Among the products that will help the fund achieve these figures is the Thamini loan, a new loan product which is targeted at widows. Beneficiaries of the Thamini loan will not require any collateral to access the loans. In addition, the loan will attract no interest or administrative fees, and will offer flexible repayment periods of 15 to 30 months.
Among the other products introduced include various business loans for SMEs, as well as Kilimo loans for women engaging in agriculture. The WEF has also introduced an asset financing product which will help women entrepreneurs purchase assets for their small and medium enterprises.
The Kenya Revenue Authority hopes to collect Ksh13.9 billion in digital service tax from foreign internet companies operating in the country between now and June 2022. Introduced in January, digital service tax is a new tax that is charged to companies selling their services exclusively over the internet, or those providing platforms for such transactions.

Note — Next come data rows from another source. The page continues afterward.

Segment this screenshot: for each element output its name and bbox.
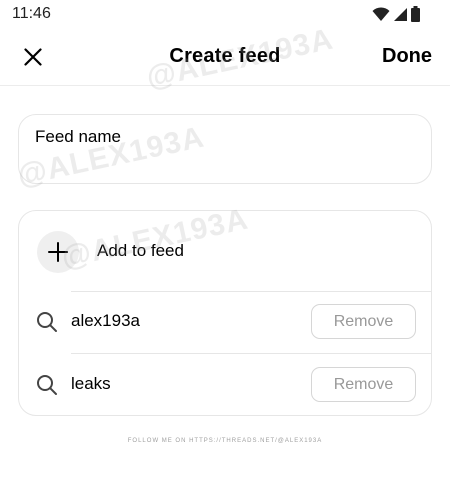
- status-time: 11:46: [12, 5, 51, 22]
- profile-row: leaks Remove: [19, 354, 431, 415]
- battery-icon: [411, 6, 420, 22]
- profile-name: leaks: [71, 374, 111, 393]
- status-bar: 11:46: [0, 0, 450, 28]
- status-icons: [372, 6, 420, 22]
- footer-text: FOLLOW ME ON HTTPS://THREADS.NET/@ALEX19…: [127, 438, 323, 444]
- feed-profiles-card: Add to feed alex193a Remove leaks Remove: [18, 210, 432, 416]
- feed-name-input[interactable]: [35, 127, 395, 147]
- profile-name: alex193a: [71, 311, 141, 330]
- wifi-icon: [372, 6, 390, 21]
- feed-name-field[interactable]: [18, 114, 432, 184]
- add-to-feed-button[interactable]: Add to feed: [19, 211, 431, 291]
- done-button[interactable]: Done: [382, 45, 432, 68]
- remove-button[interactable]: Remove: [311, 367, 416, 402]
- search-icon: [37, 312, 57, 332]
- remove-button[interactable]: Remove: [311, 304, 416, 339]
- profile-row: alex193a Remove: [19, 291, 431, 353]
- app-header: Create feed Done: [0, 30, 450, 86]
- plus-icon: [48, 242, 68, 262]
- add-to-feed-label: Add to feed: [97, 241, 184, 260]
- search-icon: [37, 375, 57, 395]
- plus-icon-circle: [37, 231, 79, 273]
- signal-icon: [394, 7, 407, 21]
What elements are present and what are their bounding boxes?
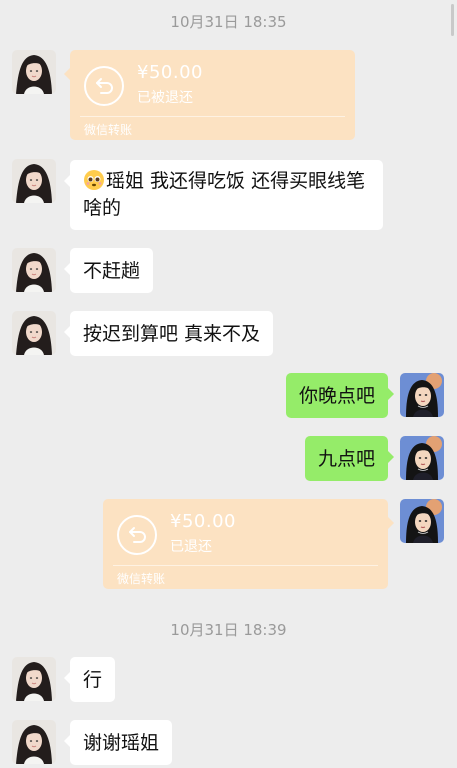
- contact-avatar[interactable]: [12, 720, 56, 764]
- contact-avatar[interactable]: [12, 50, 56, 94]
- return-arrow-icon: [84, 66, 124, 106]
- contact-avatar[interactable]: [12, 248, 56, 292]
- transfer-status: 已退还: [170, 539, 212, 555]
- message-bubble[interactable]: 行: [63, 657, 116, 702]
- contact-avatar[interactable]: [12, 311, 56, 355]
- return-arrow-icon: [117, 515, 157, 555]
- transfer-amount: ¥50.00: [137, 62, 203, 83]
- my-avatar[interactable]: [400, 436, 444, 480]
- message-text: 不赶趟: [83, 260, 141, 282]
- pleading-face-emoji-icon: [83, 169, 105, 191]
- transfer-status: 已被退还: [137, 90, 193, 106]
- my-avatar[interactable]: [400, 373, 444, 417]
- timestamp: 10月31日 18:39: [170, 621, 287, 639]
- message-bubble[interactable]: 谢谢瑶姐: [63, 720, 173, 765]
- message-text: 行: [83, 669, 103, 691]
- transfer-divider: [80, 116, 345, 117]
- message-bubble-sent[interactable]: 九点吧: [304, 436, 395, 481]
- message-bubble[interactable]: 不赶趟: [63, 248, 154, 293]
- message-bubble[interactable]: 按迟到算吧 真来不及: [63, 311, 274, 356]
- contact-avatar[interactable]: [12, 159, 56, 203]
- transfer-amount: ¥50.00: [170, 511, 236, 532]
- timestamp: 10月31日 18:35: [170, 13, 287, 31]
- transfer-divider: [113, 565, 378, 566]
- transfer-card[interactable]: ¥50.00 已退还 微信转账: [103, 499, 394, 589]
- transfer-card[interactable]: ¥50.00 已被退还 微信转账: [64, 50, 355, 140]
- transfer-brand: 微信转账: [84, 123, 133, 137]
- message-text: 瑶姐 我还得吃饭 还得买眼线笔啥的: [83, 170, 366, 219]
- transfer-brand: 微信转账: [117, 572, 166, 586]
- message-text: 谢谢瑶姐: [83, 732, 160, 754]
- message-bubble-sent[interactable]: 你晚点吧: [285, 373, 395, 418]
- my-avatar[interactable]: [400, 499, 444, 543]
- message-text: 九点吧: [317, 448, 375, 470]
- contact-avatar[interactable]: [12, 657, 56, 701]
- message-bubble[interactable]: 瑶姐 我还得吃饭 还得买眼线笔啥的: [64, 160, 383, 230]
- message-text: 你晚点吧: [298, 385, 375, 407]
- message-text: 按迟到算吧 真来不及: [83, 323, 261, 345]
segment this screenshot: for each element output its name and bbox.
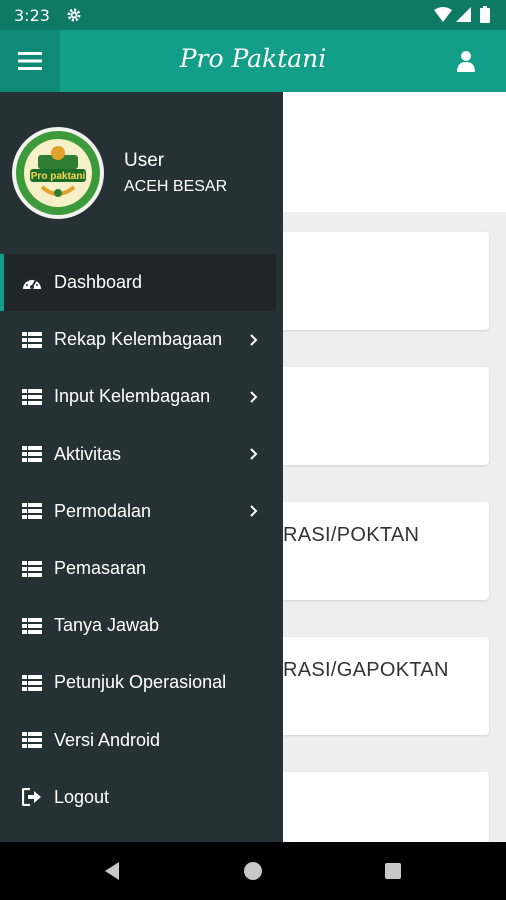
signal-icon [456, 7, 472, 27]
list-icon [22, 732, 42, 749]
menu-label: Versi Android [54, 729, 161, 750]
menu-label: Rekap Kelembagaan [54, 329, 223, 350]
menu-item-petunjuk-operasional[interactable]: Petunjuk Operasional [0, 654, 283, 711]
svg-text:Pro paktani: Pro paktani [31, 171, 86, 182]
app-bar: Pro Paktani [0, 30, 506, 92]
wifi-icon [434, 7, 452, 27]
status-bar: 3:23 [0, 0, 506, 30]
list-icon [22, 617, 42, 634]
menu-label: Tanya Jawab [54, 615, 160, 636]
menu-item-tanya-jawab[interactable]: Tanya Jawab [0, 597, 283, 654]
dashboard-card[interactable] [283, 232, 489, 330]
chevron-right-icon [250, 448, 258, 460]
dashboard-card[interactable] [283, 367, 489, 465]
chevron-right-icon [250, 391, 258, 403]
card-label: RASI/GAPOKTAN [283, 659, 449, 681]
list-icon [22, 446, 42, 463]
card-label: RASI/POKTAN [283, 524, 420, 546]
menu-item-logout[interactable]: Logout [0, 769, 283, 826]
user-region: ACEH BESAR [124, 178, 228, 195]
menu-item-permodalan[interactable]: Permodalan [0, 483, 283, 540]
back-icon[interactable] [103, 861, 121, 881]
home-icon[interactable] [244, 862, 262, 880]
content-header [283, 92, 506, 212]
chevron-right-icon [250, 334, 258, 346]
settings-gear-icon [66, 7, 82, 28]
recent-apps-icon[interactable] [385, 863, 401, 879]
menu-label: Petunjuk Operasional [54, 672, 227, 693]
list-icon [22, 674, 42, 691]
menu-label: Pemasaran [54, 558, 147, 579]
list-icon [22, 503, 42, 520]
user-icon [457, 51, 475, 72]
menu-item-dashboard[interactable]: Dashboard [0, 254, 276, 312]
menu-item-input-kelembagaan[interactable]: Input Kelembagaan [0, 368, 283, 425]
menu-item-versi-android[interactable]: Versi Android [0, 712, 283, 769]
menu-label: Dashboard [54, 272, 143, 293]
app-logo-icon: Pro paktani [12, 127, 104, 219]
list-icon [22, 331, 42, 348]
menu-label: Input Kelembagaan [54, 386, 211, 407]
menu-item-rekap-kelembagaan[interactable]: Rekap Kelembagaan [0, 311, 283, 368]
system-navigation-bar [0, 842, 506, 900]
drawer-menu: Dashboard Rekap Kelembagaan Input Kelemb… [0, 254, 283, 826]
menu-label: Permodalan [54, 500, 152, 521]
navigation-drawer: Pro paktani User ACEH BESAR Dashboard Re… [0, 92, 283, 842]
list-icon [22, 388, 42, 405]
user-name: User [124, 150, 165, 171]
battery-icon [480, 6, 490, 28]
logout-icon [22, 788, 41, 807]
list-icon [22, 560, 42, 577]
dashboard-content: RASI/POKTAN RASI/GAPOKTAN [283, 92, 506, 870]
dashboard-icon [23, 277, 41, 289]
menu-label: Logout [54, 786, 110, 807]
app-title: Pro Paktani [179, 44, 327, 73]
dashboard-card-gapoktan[interactable]: RASI/GAPOKTAN [283, 637, 489, 735]
drawer-profile: Pro paktani User ACEH BESAR [0, 92, 283, 252]
menu-item-pemasaran[interactable]: Pemasaran [0, 540, 283, 597]
chevron-right-icon [250, 505, 258, 518]
status-time: 3:23 [14, 6, 50, 25]
user-profile-button[interactable] [456, 50, 476, 77]
dashboard-card-poktan[interactable]: RASI/POKTAN [283, 502, 489, 600]
menu-label: Aktivitas [54, 443, 122, 464]
menu-item-aktivitas[interactable]: Aktivitas [0, 426, 283, 483]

Among the major digital firms targeted by the tax, which is 1.5% of gross transaction value, include companies like Netflix, Amazon, and Uber. The taxman projects that these companies will generate about Ksh926 billion in sales between now and 2022. KRA is targeting Ksh3.4billion in digital service tax in the 2021/2022 fiscal year.
A dip in the supply of quality maize in the country has triggered an increase in the retail prices of maize flour, which is a staple in Kenyan homes. The decrease in supply, which has seen the price of a 90kg bag of maize rise to Ksh2,800 has been caused by failure of maize from Tanzania to pass aflatoxin tests. Tanzania has been supplying most of the maize in the Kenyan market.
Currently, a two kilo packet of Soko is going for Ksh104, Pembe at Ksh106, Jogoo at Ksh109, and Ajab at Ksh114. This comes when Kenyans are still under pressure from rising costs of other food items, as well as other household commodities.